Me he quedado un tanto sorprendido porque mi interlocutor no es propenso a estos espeluznantes soliloquios. Pero más tranquilo al advertir que tenía doblado el periódico por un reportaje sobre el Reloj del Juicio Final que desde el final de la II Guerra Mundial marca los minutos que faltan para la «medianoche» (la destrucción total de la Humanidad ) avanzando o retrocediendo conforme al devenir mundial. Lo mantiene el Boletín de Científicos Atómicos de la Universidad de Chicago que el pasado enero lo adelantó 20 segundos quedándose a cien de la medianoche. Claro que más le ha sorprendido a él verme a mí con el Viage de Ambrosio de Morales a los Reynos de León y Galicia y Asturias”como lectura de playa.

Al ilustre humanista, historiador y arqueólogo cordobés Felipe II le había encargado relacionar los libros, reliquias y otros objetos que se albergaban en los tales territorios. Piezas que sospechaba desconocidas y no siempre bien conservadas. Emprender tal viaje por aquellos tiempos era toda una odisea (aún lo es hoy llegar en Alvia de Madrid a Gijón).
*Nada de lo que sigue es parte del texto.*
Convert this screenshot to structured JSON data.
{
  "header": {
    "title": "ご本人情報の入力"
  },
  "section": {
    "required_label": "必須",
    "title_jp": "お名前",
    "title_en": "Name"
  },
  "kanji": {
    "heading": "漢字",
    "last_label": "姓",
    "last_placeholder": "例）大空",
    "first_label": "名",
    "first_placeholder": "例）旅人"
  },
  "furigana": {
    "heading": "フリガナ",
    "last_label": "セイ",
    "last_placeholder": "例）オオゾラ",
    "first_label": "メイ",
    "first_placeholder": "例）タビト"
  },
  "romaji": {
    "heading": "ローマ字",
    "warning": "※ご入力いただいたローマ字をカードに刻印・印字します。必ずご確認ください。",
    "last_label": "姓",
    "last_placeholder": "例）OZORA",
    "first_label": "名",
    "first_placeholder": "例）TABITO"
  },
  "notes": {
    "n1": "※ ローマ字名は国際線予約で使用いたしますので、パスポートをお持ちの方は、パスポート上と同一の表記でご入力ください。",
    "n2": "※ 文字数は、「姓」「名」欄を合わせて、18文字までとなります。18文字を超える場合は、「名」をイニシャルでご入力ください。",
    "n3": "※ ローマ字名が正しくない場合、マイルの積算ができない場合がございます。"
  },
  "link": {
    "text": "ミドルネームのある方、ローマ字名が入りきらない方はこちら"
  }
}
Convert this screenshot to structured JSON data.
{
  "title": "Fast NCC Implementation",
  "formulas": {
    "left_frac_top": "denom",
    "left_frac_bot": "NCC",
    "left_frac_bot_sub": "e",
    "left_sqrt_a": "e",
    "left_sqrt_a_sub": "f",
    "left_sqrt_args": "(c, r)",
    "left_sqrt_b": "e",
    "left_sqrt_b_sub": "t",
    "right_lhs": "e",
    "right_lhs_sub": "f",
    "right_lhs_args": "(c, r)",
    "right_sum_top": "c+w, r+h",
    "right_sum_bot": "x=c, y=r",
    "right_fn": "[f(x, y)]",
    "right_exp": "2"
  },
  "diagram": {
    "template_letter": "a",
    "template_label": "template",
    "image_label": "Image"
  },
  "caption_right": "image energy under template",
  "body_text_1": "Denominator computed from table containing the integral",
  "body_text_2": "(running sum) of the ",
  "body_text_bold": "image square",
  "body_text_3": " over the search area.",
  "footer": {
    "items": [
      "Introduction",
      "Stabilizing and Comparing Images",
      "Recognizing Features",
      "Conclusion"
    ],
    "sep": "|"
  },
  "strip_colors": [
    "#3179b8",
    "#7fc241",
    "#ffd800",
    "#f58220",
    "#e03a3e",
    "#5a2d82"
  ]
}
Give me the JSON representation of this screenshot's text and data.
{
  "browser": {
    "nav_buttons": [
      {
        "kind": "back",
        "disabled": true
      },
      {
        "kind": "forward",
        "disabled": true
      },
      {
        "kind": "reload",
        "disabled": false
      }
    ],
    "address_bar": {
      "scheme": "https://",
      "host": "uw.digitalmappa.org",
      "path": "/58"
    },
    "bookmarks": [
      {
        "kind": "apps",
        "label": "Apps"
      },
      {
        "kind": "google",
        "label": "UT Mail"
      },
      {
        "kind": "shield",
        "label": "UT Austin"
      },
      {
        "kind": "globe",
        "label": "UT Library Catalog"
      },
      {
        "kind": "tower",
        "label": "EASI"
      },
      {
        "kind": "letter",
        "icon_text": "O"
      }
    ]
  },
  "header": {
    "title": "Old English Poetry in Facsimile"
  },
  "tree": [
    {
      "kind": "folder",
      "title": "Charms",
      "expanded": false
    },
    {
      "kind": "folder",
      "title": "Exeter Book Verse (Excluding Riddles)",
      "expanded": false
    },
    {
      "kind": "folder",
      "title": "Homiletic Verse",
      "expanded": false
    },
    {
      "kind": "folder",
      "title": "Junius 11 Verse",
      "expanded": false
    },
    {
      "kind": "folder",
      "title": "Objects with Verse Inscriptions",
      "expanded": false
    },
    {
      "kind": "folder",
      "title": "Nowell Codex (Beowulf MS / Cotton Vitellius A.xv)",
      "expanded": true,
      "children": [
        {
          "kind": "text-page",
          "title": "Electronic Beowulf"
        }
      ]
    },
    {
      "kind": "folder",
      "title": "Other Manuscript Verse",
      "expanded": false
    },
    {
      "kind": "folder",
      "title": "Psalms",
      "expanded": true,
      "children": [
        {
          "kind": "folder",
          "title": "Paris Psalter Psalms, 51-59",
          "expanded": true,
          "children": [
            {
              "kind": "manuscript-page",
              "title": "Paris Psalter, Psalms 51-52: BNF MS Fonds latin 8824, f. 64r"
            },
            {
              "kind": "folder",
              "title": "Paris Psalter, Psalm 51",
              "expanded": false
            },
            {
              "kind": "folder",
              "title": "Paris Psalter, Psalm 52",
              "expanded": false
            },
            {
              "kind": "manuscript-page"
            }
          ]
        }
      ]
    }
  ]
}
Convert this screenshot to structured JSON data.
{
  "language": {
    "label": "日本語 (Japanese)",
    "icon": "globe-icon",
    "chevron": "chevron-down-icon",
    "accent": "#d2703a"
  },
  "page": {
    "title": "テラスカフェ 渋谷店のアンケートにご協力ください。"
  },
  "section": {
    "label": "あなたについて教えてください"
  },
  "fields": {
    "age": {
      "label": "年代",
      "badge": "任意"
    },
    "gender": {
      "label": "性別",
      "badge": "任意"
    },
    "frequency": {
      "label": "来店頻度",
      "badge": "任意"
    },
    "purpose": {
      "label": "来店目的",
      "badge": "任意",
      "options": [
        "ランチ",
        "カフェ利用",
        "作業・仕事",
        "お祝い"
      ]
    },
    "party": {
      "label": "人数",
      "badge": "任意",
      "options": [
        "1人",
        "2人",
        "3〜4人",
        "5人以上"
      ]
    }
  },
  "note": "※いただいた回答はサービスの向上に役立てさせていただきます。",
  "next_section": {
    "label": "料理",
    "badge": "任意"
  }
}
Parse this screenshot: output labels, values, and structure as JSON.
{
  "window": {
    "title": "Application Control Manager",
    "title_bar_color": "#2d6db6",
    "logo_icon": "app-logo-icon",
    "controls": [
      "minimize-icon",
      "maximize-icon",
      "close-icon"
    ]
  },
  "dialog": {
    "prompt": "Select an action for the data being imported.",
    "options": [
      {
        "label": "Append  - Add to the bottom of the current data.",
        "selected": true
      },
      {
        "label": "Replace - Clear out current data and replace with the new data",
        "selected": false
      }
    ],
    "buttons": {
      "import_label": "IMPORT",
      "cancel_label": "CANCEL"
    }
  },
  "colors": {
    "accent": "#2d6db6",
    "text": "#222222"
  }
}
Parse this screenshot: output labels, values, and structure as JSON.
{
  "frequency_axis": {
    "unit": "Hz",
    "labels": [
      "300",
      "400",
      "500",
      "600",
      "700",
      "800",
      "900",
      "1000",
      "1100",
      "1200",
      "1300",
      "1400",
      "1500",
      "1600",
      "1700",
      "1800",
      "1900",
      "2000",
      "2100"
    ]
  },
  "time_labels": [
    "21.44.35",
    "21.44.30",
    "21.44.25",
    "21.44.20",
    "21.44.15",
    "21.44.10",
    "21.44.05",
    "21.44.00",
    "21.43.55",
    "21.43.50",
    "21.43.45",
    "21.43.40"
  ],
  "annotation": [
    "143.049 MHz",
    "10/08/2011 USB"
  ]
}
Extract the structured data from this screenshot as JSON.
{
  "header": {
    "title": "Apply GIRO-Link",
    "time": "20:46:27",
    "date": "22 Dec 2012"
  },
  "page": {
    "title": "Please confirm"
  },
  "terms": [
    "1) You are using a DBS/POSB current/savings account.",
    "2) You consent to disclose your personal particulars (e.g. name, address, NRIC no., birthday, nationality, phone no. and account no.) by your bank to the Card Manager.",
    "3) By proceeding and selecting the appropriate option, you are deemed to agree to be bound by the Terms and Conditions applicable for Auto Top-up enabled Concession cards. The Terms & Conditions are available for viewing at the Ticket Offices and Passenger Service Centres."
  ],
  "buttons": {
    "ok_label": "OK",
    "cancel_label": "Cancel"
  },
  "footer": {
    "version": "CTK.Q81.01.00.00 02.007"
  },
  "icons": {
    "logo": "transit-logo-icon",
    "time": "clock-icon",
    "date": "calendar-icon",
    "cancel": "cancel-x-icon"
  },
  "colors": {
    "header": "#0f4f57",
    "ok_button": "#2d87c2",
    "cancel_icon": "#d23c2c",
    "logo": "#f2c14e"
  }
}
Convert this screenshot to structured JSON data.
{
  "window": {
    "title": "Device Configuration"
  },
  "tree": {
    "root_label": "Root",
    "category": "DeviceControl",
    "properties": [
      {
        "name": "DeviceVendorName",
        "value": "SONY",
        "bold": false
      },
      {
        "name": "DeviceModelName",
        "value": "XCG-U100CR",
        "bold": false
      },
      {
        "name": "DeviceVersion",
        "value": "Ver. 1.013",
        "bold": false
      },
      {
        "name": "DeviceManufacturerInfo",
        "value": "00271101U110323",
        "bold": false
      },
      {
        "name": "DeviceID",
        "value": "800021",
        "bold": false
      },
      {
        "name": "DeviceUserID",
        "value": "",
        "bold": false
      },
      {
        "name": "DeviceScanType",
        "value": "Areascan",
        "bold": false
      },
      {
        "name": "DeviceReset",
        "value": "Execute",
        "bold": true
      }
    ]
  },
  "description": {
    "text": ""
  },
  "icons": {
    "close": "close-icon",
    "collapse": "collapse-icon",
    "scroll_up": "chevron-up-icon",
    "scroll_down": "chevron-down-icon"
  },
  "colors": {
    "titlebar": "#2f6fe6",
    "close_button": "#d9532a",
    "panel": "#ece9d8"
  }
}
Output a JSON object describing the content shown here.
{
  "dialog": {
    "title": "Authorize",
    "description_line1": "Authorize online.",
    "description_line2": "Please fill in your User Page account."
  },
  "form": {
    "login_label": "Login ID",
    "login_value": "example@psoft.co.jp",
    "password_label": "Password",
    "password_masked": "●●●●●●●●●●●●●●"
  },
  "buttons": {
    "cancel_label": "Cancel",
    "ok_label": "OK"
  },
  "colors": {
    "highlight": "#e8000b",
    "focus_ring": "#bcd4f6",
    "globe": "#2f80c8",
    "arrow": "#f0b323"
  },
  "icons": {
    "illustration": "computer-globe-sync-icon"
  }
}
Y andando por tierras de Covadonga dio nuestro relator con la iglesia de Santa Eulalia, y así dice: «El día que fui era domingo y parecía que estaba allí el Real del rey pues había más de doscientas lanzas hincadas de los que vienen a misa por aquellas greñas porque pueden encontrase algún oso de los que hay hartos». Si el bueno de Don Ambrosio hubiese discurrido este verano por aquellos lares se hubiese tropezado con miles de visitantes recorriendo el desfiladero del Cares a veces poco menos que en fila india o lanzándose a toda clase de aventuras montañeras con el consecuente balance de extravíos, esguinces, caídas, lipotimias y demás. Hasta hubo quien, «experto» conductor con GPS, se tragó kilómetros de trocha... justo en sentido contrario al deseado. Todo dentro de un cúmulo de anécdotas incluidos bandos rogando a los foráneos no llevarse los perros pastores o no «interactuar» con las vacas. Los osos hace tiempo que entendieron que mejor irse a sitios más recónditos.

Ya lo decía nuestro ínclito paisano... «La extrañeza de este suelo no se puede dar a entender del todo con palabras (...) es muy fresco, de grandes arboledas y valles, que al ser sus lados mas peñas que montañas los hacen de una aspereza espantosa... no se puede pensar sino en la inmensidad de Dios que así cegó a los moros para que no mirasen donde se metían...». Menos mal que ahora funcionan los servicios de rescate.

Cuentan que como rastreador de libros no tenía precio y a él se debe la localización de varios códices apocalípticos. Y no digamos catalogando «reliquias» óseas. Entre otras cita las de los cordobeses Santa Leocricia y San Eulogio que, reclamados por Alfonso III a Muhammad I, se guardaban en la Cámara Santa ovetense. Estos trajines de huesos hubo de sufrirlos él también en los suyos hasta dar con ellos en San Hipólito. La Historia a veces gusta de estas ironías.

Lean, si tienen oportunidad, a Don Ambrosio. De todos modos los que gusten de avisos sobre el fin de los tiempos pueden toparse de mañana, en los alrededores de las Tendillas, con un singular ciudadano advirtiendo en voz alta al personal de cómo el Señor castigará la maldad de los hombres y de cómo perecerán las bestias de la tierra y las aves del campo por mucha mascarilla que usen. Empezaré a preocuparme (un poco más) si veo que mi reloj adelanta reiteradamente cien segundos o si, volviendo por Alfonso XIII, «de profundis» del Edificio Pedro López de Alba empieza a sonar la Cabalgata de las Valquirias. Extraños tiempos estos del Antropoceno.